Abstract

Most grating couplers for silicon photonics are designed to match the approximately 10 μm mode-field diameter (MFD) of single-mode telecom fibres. In this letter, we analyse grating-coupler designs in the Silicon-on-Insulator (SOI) platform in a wide range of MFDs (4–100 μm) and related footprints, to give a physical understanding of the trends in efficiency and lineshape of the corresponding coupling spectra. We show that large-footprint grating couplers have an intrinsic Lorentzian lineshape that is determined by the quasi-guided photonic modes (or guided resonances) of the corresponding photonic crystal slab, while small-footprint grating couplers have a Gaussian lineshape resulting from the k-space broadening of the incident mode.

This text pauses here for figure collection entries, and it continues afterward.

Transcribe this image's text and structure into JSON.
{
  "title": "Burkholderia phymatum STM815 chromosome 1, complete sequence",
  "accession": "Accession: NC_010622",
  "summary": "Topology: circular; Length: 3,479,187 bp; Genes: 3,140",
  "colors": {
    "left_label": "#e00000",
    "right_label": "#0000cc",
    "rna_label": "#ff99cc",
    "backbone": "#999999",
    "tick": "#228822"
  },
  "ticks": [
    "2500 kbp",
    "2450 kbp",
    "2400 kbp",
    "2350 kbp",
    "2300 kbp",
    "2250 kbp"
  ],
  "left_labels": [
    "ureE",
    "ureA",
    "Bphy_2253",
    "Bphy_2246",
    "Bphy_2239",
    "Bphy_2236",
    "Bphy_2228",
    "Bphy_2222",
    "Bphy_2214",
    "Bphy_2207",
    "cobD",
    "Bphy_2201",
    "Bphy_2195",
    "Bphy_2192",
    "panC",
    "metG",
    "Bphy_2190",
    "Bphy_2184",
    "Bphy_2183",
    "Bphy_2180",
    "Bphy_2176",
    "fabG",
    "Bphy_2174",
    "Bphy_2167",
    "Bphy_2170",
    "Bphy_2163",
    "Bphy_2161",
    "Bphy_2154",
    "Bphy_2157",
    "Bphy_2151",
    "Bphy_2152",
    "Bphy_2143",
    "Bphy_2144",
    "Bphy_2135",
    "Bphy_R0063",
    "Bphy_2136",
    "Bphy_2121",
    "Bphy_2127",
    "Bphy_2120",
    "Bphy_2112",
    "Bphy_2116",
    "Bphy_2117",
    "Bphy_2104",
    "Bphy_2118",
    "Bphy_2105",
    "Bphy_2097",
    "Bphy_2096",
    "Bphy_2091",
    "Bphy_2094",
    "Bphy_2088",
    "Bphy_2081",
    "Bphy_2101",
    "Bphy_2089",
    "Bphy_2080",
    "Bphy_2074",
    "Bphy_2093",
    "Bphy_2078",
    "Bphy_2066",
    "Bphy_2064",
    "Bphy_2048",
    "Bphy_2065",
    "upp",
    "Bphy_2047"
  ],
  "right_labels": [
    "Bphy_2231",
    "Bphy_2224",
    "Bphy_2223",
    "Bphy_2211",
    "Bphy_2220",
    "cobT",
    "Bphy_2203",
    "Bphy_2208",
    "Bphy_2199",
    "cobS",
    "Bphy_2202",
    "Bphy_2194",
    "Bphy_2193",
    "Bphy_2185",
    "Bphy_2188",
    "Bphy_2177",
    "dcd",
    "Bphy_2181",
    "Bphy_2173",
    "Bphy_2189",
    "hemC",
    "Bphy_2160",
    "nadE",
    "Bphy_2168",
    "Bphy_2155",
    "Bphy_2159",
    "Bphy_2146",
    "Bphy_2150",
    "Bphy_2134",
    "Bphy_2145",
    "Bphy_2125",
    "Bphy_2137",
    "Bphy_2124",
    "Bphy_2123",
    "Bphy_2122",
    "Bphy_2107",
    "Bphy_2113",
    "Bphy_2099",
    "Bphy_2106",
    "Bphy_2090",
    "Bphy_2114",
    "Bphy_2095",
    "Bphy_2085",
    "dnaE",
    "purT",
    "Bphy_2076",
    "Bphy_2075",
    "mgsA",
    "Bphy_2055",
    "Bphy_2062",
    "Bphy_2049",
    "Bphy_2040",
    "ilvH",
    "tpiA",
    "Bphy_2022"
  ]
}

The crossover between the two regimes is characterized by Voigt lineshapes. Multi-objective particle-swarm optimisation of selected small-footprint apodized grating-couplers is then used to locate the “Pareto fronts;” along which the highest coupling efficiency is achieved for a given bandwidth. This approach identifies several high-efficiency 220 nm SOI grating coupler designs with 1 dB bandwidths exceeding 100 nm. Such grating couplers are ideally suited for broadband photonic applications, such as wavelength-division multiplexing and environmental sensing, and are compatible with commercially available ultra-high numerical aperture fibres.